Problema giá critico prima di questa fase. Bisogna anche peró avere una organizzazione accademica pronta a gestire in maniera moderna l’aumentato afflusso di studenti in modo da prepararli in maniera efficace alle difficoltà della professione medica che, purtroppo, in Italia è resa anche più difficile e complessa che nel resto del mondo.
Dalla visione che ha lei dal campo di battaglia, quanto pensa che reggerà il sistema sanitario lombardo?

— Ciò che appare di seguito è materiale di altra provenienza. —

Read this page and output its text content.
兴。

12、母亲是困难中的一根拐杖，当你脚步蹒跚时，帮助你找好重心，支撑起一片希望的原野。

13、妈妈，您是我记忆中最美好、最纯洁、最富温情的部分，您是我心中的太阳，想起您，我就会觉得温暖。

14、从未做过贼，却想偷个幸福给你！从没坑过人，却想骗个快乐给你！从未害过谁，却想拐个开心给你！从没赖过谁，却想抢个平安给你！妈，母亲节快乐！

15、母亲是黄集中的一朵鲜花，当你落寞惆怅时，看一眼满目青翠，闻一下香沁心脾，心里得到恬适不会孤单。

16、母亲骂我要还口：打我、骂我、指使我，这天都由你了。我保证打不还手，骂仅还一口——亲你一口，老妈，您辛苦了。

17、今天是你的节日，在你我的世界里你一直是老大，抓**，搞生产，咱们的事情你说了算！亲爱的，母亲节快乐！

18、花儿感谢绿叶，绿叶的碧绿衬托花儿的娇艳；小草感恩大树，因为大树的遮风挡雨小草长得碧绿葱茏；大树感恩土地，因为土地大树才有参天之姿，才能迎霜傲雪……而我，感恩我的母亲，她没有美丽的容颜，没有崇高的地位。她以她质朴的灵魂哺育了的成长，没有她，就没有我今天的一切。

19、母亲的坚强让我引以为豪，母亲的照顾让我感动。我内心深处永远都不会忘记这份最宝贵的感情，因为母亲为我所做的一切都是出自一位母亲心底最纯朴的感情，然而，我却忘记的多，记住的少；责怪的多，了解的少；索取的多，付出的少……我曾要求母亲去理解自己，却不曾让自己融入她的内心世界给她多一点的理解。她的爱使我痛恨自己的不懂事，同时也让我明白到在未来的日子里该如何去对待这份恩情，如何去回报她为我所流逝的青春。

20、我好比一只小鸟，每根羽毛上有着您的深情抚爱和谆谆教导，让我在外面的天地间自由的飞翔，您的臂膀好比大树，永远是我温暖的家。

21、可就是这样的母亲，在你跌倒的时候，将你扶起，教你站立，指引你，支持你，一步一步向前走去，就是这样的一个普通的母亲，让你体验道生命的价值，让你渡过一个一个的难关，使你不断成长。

Incrociamo le dita! Se il Covid sfonda il fronte lombardo la situazione potrebbe veramente volgere al peggio.
È anche vero che l’infezione avanza attraverso la trasmissione e la creazione di focolai. Quindi nessun territorio puó considerarsi indenne anche se lontano. Il virus in un mese si è diffuso dall’allarme in Cina alla Pianura Padana. Nel ‘300 la terribile Peste Bubbonica ci mise anni ad arrivare dall’Asia all’Europa!
È assolutamente fondamentale seguire le raccomandazioni di segregazione evitando, per quanto possibile, i contatti tra le persone.
Cosa ne pensa delle nuove cure sperimentali?
Ci sono tante, troppe fake news sul tema Covid19. Ricordiamoci che la reale efficacia di una terapia deve essere prima validata da test clinici. Aspettiamo quindi le indicazioni di chi si occupa professionalmente di queste cose.
Lo dico da operatore; è triste vedere tanta disinformazione su internet o sui social. Ancora più triste è vedere, come sta accadendo in questo momento, personalità con responsabilità politiche cavalcare bufale senza verifiche a soli scopi elettorali.